I'm running Cassandra with a very small dataset so that the data can exist on memtable only. Below are my configurations:

In jvm.options:

-Xms4G
-Xmx4G

In cassandra.yaml,

memtable_cleanup_threshold: 0.50
memtable_allocation_type: heap_buffers

As per the documentation in cassandra.yaml, the memtable_heap_space_in_mb and memtable_heap_space_in_mb will be set of 1/4 of heap size i.e. 1000MB

According to the documentation here (http://docs.datastax.com/en/cassandra/3.0/cassandra/configuration/configCassandra_yaml.html#configCassandra_yaml__memtable_cleanup_threshold), the memtable flush will trigger if the total size of memtabl(s) goes beyond (1000+1000)*0.50=1000MB.

Now if I perform several write requests which results in almost ~300MB of the data, memtable still gets flushed since I see sstables being created on file system (Data.db etc.) and I don't understand why.

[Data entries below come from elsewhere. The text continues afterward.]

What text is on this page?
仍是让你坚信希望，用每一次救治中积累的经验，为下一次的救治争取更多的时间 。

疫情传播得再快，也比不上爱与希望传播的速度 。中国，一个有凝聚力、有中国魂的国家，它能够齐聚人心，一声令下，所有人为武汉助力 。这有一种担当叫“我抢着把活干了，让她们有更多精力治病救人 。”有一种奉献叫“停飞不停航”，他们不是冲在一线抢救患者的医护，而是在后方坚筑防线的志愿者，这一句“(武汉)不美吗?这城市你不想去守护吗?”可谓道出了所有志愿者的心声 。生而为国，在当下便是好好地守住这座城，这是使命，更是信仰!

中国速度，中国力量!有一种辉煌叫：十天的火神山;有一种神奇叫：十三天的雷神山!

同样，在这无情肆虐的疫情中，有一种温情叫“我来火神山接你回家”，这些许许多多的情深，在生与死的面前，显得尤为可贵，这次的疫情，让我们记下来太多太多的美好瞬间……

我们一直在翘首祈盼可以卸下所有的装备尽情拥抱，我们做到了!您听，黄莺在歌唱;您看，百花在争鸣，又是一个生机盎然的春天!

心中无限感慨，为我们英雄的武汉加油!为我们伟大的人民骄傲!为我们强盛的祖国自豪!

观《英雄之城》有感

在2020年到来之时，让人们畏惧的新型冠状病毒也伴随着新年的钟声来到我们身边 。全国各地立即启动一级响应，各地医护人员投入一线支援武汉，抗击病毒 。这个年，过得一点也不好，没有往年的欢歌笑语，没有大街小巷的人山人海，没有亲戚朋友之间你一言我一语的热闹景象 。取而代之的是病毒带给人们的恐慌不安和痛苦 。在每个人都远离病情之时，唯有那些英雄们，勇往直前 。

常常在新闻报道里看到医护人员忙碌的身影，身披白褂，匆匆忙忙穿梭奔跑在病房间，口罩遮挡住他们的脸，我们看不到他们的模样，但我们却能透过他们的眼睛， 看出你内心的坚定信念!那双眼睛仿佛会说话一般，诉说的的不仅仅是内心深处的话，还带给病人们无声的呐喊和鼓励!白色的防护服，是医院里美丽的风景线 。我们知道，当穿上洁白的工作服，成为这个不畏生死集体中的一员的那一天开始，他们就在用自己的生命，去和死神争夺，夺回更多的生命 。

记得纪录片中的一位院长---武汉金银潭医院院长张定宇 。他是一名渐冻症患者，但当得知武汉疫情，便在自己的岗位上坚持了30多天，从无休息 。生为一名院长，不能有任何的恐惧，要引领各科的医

Could anyone explain this behavior and point out if I'm missing something here?


Solution

  • Below is the response I got from Cassandra user group, copying it here in case someone else is looking for the similar info.

    After thinking about your scenario I believe your small SSTable size might be due to data compression. By default, all tables enable SSTable compression.

    Let go through your scenario. Let's say you have allocated 4GB to your Cassandra node. Your memtable_heap_space_in_mb and memtable_offheap_space_in_mb will roughly come to around 1GB. Since you have memtable_cleanup_threshold to .50 table cleanup will be triggered when total allocated memtable space exceeds 1/2GB. Note the cleanup threshold is .50 of 1GB and not a combination of heap and off heap space. This memtable allocation size is the total amount available for all tables on your node. This includes all system related keyspaces. The cleanup process will write the largest memtable to disk.

    For your case, I am assuming that you are on a single node with only one table with insert activity. I do not think the commit log will trigger a flush in this circumstance as by default the commit log has 8192 MB of space unless the commit log is placed on a very small disk.

    I am assuming your table on disk is smaller than 500MB because of compression. You can disable compression on your table and see if this helps get the desired size.

    I have written up a blog post explaining memtable flushing (http://abiasforaction.net/apache-cassandra-memtable-flush/)

    Let me know if you have any other question.

    I hope this helps.